A celebratory sonnet

This poem is an extraordinary celebratory sonnet. It consists of a series of images for prayer, using a technique that would not seem out of date in modernist poetry today. Each image can be pondered, as a point of Christian meditation. But equally, the sheer variety and energy released by such imagery can just be enjoyed for its own sake.

Spontaneous prayer

Prayer is, of course, an activity common to all religions. In some, it is prescribed for set times or days, and there is this sort of regular pattern in the Church of England liturgy, too. But there is another kind of personal, much more spontaneous prayer, which is encouraged in Christian devotion also. The effect of spontaneity in Herbert's poem suggests someone who is used to as used to this second sort of prayer as much as to the first kind.

Prayer, by its very nature, will transcend all comparisons, so the poet piles a series of metaphors one on top of the other, in an attempt to conjure up something which is almost beyond human understanding. Some of the meanings of the specific images have to be guessed at, such as ‘The milky way' or the exotic ‘land of spices' and ‘bird of Paradise'. It is their suggestive quality, rather than their precise content, that makes them work. Whatever we associate with spices or the Milky Way can be applied to prayer. It's up to the reader to make the association.

Images of prayer

Other images, however, do have a more precise connotation. ‘God's breath' (l.2) refers to Genesis 2:7, where God breathes life into Adam. That breath now comes back to God as prayer. The ‘Christ-side-piercing spear' refers to the spear plunged into Christ dead with pierced sideChrist's side at his crucifixion (John 19:34). (See Herbert's The Bag for more on the connection between this spear wound and prayer.) The conceit is that, just as the spear pierced Christ, so our prayers also enter deeply into his being. Hebrews 4:15 suggests that Christ in heaven is touched by our weaknesses. This conceit takes that thought one step further.
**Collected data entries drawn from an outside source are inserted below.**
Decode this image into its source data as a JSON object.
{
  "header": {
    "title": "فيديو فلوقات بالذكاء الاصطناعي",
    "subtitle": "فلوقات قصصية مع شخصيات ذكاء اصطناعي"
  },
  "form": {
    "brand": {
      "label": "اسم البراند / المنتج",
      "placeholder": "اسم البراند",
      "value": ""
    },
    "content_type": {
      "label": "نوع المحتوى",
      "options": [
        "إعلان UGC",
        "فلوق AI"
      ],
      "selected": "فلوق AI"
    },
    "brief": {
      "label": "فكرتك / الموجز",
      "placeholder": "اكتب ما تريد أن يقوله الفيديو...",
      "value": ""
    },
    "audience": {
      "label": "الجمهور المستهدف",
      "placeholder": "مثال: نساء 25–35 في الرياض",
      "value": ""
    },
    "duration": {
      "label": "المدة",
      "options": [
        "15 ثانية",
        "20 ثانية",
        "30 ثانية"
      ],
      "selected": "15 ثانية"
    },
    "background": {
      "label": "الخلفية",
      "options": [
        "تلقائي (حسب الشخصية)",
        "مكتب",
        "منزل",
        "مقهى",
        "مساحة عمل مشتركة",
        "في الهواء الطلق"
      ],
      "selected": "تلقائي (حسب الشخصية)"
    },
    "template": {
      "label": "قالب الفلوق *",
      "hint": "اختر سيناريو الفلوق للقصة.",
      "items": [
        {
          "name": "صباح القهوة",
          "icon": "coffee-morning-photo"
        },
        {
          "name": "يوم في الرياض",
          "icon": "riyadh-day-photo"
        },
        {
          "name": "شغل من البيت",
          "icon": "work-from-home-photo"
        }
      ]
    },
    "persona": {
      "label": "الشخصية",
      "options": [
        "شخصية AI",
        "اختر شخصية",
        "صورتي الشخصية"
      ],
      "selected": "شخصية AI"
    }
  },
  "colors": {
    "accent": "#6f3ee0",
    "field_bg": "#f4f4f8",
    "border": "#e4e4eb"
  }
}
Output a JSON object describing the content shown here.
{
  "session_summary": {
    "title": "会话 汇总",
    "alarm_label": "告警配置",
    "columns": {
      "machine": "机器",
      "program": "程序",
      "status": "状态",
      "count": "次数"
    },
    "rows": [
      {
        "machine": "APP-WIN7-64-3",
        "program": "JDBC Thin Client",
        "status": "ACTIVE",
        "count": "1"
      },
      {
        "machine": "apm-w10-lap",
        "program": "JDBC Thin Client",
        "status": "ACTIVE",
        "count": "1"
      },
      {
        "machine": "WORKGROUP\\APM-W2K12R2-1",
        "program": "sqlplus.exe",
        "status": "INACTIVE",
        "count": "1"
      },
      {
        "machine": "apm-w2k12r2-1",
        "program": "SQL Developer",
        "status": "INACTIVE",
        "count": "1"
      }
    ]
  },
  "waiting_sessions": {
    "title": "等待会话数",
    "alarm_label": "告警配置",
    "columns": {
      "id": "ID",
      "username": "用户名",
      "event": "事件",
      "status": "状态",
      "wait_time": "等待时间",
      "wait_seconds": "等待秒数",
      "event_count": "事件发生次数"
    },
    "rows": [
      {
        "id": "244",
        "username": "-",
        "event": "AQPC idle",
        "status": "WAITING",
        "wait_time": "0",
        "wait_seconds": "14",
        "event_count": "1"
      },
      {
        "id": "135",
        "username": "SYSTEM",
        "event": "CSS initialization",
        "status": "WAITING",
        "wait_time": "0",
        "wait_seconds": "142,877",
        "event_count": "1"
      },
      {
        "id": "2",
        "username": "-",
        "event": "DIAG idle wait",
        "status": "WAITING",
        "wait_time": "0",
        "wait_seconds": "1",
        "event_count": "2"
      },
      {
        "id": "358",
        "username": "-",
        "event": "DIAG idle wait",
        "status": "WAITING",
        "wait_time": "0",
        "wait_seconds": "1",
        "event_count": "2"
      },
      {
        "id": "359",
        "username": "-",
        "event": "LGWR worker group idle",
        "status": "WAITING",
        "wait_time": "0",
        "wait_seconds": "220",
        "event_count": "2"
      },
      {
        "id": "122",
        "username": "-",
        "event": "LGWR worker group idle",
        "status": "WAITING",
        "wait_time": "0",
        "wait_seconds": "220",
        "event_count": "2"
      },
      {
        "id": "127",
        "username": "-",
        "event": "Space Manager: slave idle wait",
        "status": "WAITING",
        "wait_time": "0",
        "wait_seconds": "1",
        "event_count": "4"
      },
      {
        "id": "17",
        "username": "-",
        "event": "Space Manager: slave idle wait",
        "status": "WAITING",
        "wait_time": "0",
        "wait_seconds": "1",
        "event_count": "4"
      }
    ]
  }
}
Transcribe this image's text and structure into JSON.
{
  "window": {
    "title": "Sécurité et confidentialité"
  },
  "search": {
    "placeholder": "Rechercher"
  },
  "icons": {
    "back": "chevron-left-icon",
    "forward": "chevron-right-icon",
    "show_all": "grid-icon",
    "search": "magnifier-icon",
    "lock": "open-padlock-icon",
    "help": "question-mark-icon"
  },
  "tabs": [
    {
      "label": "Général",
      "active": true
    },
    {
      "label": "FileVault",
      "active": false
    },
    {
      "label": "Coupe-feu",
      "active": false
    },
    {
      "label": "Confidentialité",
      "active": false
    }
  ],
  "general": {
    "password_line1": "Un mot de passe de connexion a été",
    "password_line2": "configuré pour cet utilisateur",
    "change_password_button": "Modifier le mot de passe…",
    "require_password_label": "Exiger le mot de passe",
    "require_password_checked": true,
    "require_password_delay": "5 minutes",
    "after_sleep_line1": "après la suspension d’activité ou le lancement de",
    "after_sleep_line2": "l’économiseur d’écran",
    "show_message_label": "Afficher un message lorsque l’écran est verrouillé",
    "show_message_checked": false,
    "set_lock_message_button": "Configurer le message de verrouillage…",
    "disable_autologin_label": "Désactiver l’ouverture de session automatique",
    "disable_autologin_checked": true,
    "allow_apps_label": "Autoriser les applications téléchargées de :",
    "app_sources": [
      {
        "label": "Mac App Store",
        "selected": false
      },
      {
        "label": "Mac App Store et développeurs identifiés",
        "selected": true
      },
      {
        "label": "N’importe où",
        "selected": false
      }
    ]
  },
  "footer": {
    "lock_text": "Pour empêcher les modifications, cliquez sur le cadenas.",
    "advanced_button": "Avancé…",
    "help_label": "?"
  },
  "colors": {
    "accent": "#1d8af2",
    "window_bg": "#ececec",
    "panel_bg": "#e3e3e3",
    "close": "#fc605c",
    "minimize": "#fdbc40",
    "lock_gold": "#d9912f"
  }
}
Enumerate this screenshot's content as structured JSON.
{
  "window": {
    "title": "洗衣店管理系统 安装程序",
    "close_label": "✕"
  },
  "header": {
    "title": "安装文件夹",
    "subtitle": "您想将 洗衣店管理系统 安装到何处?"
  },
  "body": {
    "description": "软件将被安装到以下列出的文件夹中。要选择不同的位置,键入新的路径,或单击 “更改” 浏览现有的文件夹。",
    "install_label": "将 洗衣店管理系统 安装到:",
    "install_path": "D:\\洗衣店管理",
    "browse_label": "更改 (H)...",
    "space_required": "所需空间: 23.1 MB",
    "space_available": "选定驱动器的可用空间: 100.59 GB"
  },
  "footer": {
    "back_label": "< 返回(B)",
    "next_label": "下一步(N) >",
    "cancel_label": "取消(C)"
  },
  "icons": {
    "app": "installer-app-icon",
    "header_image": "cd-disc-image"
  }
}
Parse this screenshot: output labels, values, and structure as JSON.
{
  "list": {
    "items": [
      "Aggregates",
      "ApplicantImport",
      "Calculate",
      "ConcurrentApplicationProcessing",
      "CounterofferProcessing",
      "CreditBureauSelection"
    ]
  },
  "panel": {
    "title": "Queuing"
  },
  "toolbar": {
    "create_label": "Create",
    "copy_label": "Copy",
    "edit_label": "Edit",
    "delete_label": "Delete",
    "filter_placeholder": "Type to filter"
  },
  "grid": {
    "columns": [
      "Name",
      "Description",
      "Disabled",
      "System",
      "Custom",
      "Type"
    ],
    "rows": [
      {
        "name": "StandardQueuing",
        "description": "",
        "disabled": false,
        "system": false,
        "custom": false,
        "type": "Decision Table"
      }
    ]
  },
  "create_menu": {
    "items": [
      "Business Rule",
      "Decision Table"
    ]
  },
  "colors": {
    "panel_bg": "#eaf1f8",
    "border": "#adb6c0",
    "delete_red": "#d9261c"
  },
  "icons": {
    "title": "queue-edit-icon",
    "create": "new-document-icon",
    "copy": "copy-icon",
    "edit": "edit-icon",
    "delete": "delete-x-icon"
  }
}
Genesis shows the world being created by God in six ‘days'.

Prayer that works

Some images take some working out: ‘Reversed thunder': thunder literally descends from the heavens to the earth. Reverse this, and prayer ascends, just as powerfully, ‘zapping' heaven. We need to see that Herbert believes prayer works because it really moves God. It is not some psychological feel-good activity. In the same way, manna was sustenance sent from heaven to earth (John 6:58): now it goes back to heaven. This reverse process is central in Herbert's cosmic imagination.

Investigating Prayer I
  • Read Herbert's Prayer I
    • Is there any sense of its being a sonnet?
    • Why or why not?
    • Try to work out ‘The six days' world-transposing in an hour'.
  • Where does the essence of Herbert's excitement about prayer lie?